A team of Earlham College students have delivered on their plan to bring a first-of-its-kind playground to the Richmond area.
“Playground with a Purpose,” a play space built for children with special needs, is now open at Clear Creek Park thanks to the collective efforts of Caleb Smith, Peniel Ibe, Truman McGee, Rachel Logan-Wood and Regan Lowring. The five Environmental Studies majors earned bachelor’s degrees from Earlham College in May 2017.
In about a year’s time, beginning in September 2016, the team completed the necessary research, design work and fundraising necessary to complete the project in partnership with Richmond’s Department of Parks and Recreation. The team raised more than $200,000 from donations and matching grants. Even students and faculty from Life Skills classrooms at Richmond Community Schools contributed to their efforts.

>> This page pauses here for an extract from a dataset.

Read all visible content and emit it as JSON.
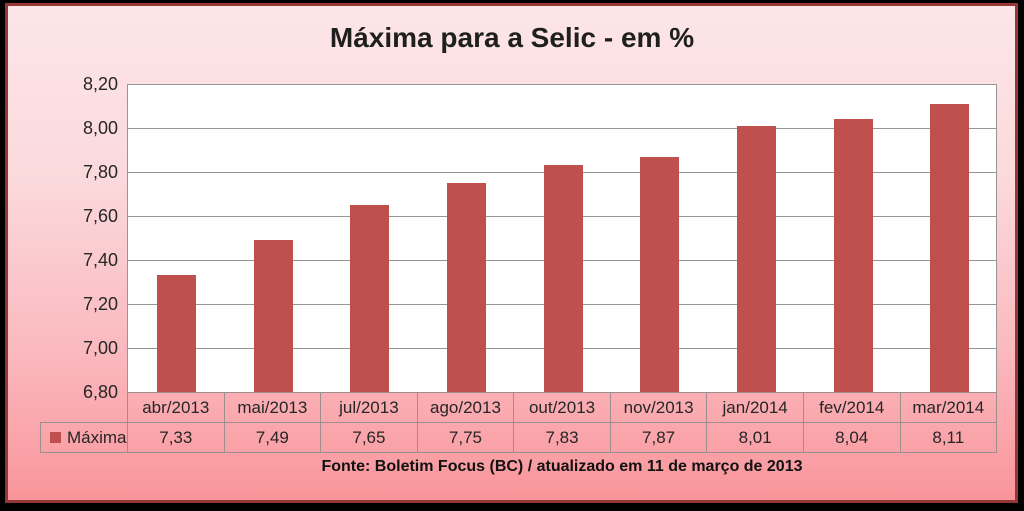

“This playground is for children of all abilities but is purpose-built for children with sensory learning disorders and other physical disabilities,” Smith says. “What has struck me during the creation of this playground is that in these somewhat divisive political times in our country, our community came together around this project.”
The playground features traditional playground equipment like swings and slides along with movable sensory panels and dome-like structures for children seeking a break from play.
“This was important to me as a potential project because we had this need within our community that we have not met as a parks system,” Parks Superintendent Denise Retz says. “We gave the team from Earlham a lot of free reign to do what they like in design and fundraising and all aspects of the project. They did a wonderful job.”
One of the more distinctive elements of the playground is that it is fenced in to promote safety.
“The closest fenced in playground from here is about 75 miles away so this will serve as a really great purpose for the Richmond area,” Logan-Wood says. “We spent a lot of time researching effective designs for sensory playgrounds. Inclusivity was very important to us.”
This community-based initiative is yet another example of the kinds of projects that are encouraged by the College for students to work on real projects with real consequences at the local, regional and global level. A major initiative at Earlham called the Epic Advantage further provides the offer of funding to complete a community project, internship or research experience for all interested students before graduation.
“This is much more than just a playground,” says Jay Roberts, Earlham associate vice president of academic affairs. “These students developed a powerful set of knowledge, skills and abilities while engaging in cross-disciplinary work in child development, autism and special education that will help the community with a demonstrated need.”